Wohlen

Modellieren, wo andere Bier trinken: Remetschwiler Tonkünstlerin ist zu Gast in der Sommerbar

Künstlerin Beatrix Motsch bearbeitet eine Tonskulptur.

Künstlerin Beatrix Motsch bearbeitet eine Tonskulptur.

Die Remetschwiler Tonkünstlerin Beatrix Motsch zeigt ihr Können beim Live-Modellieren in der Wohler Sommerbar. Bereits zum zweiten Mal in dieser Saison wird sie sich dort bei ihrer Arbeit von der Musik inspirieren lassen. Ebenfalls zu Gast ist nämlich die Freiburger Band Triaz.
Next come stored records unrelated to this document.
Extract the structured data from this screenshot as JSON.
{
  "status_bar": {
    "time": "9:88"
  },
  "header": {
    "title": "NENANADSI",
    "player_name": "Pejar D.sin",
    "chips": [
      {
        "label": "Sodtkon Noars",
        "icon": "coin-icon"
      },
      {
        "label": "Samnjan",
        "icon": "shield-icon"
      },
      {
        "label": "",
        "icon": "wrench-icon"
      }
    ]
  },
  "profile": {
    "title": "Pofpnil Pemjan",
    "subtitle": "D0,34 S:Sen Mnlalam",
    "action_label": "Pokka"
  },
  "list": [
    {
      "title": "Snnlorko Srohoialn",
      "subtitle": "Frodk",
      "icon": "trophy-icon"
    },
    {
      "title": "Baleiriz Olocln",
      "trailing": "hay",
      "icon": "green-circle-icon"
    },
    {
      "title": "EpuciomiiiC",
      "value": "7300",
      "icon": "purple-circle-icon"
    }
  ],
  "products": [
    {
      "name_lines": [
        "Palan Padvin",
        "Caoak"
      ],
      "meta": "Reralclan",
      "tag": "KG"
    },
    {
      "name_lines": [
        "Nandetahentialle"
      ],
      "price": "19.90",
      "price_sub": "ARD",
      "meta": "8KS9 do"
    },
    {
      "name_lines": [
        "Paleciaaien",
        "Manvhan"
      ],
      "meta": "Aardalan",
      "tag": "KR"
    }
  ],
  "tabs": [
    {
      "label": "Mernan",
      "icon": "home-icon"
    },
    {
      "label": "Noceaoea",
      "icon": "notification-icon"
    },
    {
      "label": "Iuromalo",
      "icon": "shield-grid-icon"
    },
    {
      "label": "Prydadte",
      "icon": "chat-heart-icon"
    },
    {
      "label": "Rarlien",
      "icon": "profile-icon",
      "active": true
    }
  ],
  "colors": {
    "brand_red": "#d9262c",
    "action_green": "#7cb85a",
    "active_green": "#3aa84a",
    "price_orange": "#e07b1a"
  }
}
Einer Künstlerin bei der Arbeit über die Schultern schauen. Das kann man morgen Freitag an der Wohler Sommerbar. Beatrix Motsch gibt Einblick in ihre Arbeit und modelliert ein Kunstwerk aus Ton. Was die Leidenschaft für ihre Kunst ausmacht, das bringt Beatrix Motsch ganz einfach auf den Punkt: «Ich liebe Gesichter.» Und dann gerät sie ins Schwärmen: «Ich könnte stundenlang die Wangenpartien der Menschen und deren Mimik beobachten.» Es sind die Mund- und Augenpartien der Menschen, welche die Künstlerin immer wieder von neuem faszinieren und ihre Kreativität befeuern.

Am Freitag wird Beatrix Motsch zum zweiten Mal in dieser Saison Gast in der Sommerbar sein auf dem Isler-Areal sein. «Ich gehe ohne eine fixe Idee an die Arbeit», erzählt sie. Vielmehr lasse sie sich von der Musik inspirieren. Am Freitag spielt zudem die Freiburger Band Triaz. Und diese verspricht nichts weniger, als ein komplett neues Musikerlebnis.

Mit Eingängen aus Jazz, Pop und Klassik und komplexen Arrangements schaffen die Freiburger ein neues Klangerlebnis, das sie als «Advanced Pop» bezeichnen. Man darf gespannt sein, wie sich die Musik auf die Arbeit der zierlichen Künstlerin «auswirken» wird. Beide Kunstwerke wird man anschliessend in ihren Räumen in Mellingen besichtigen können, «und kaufen, wenn man will», fügt sie lachend an.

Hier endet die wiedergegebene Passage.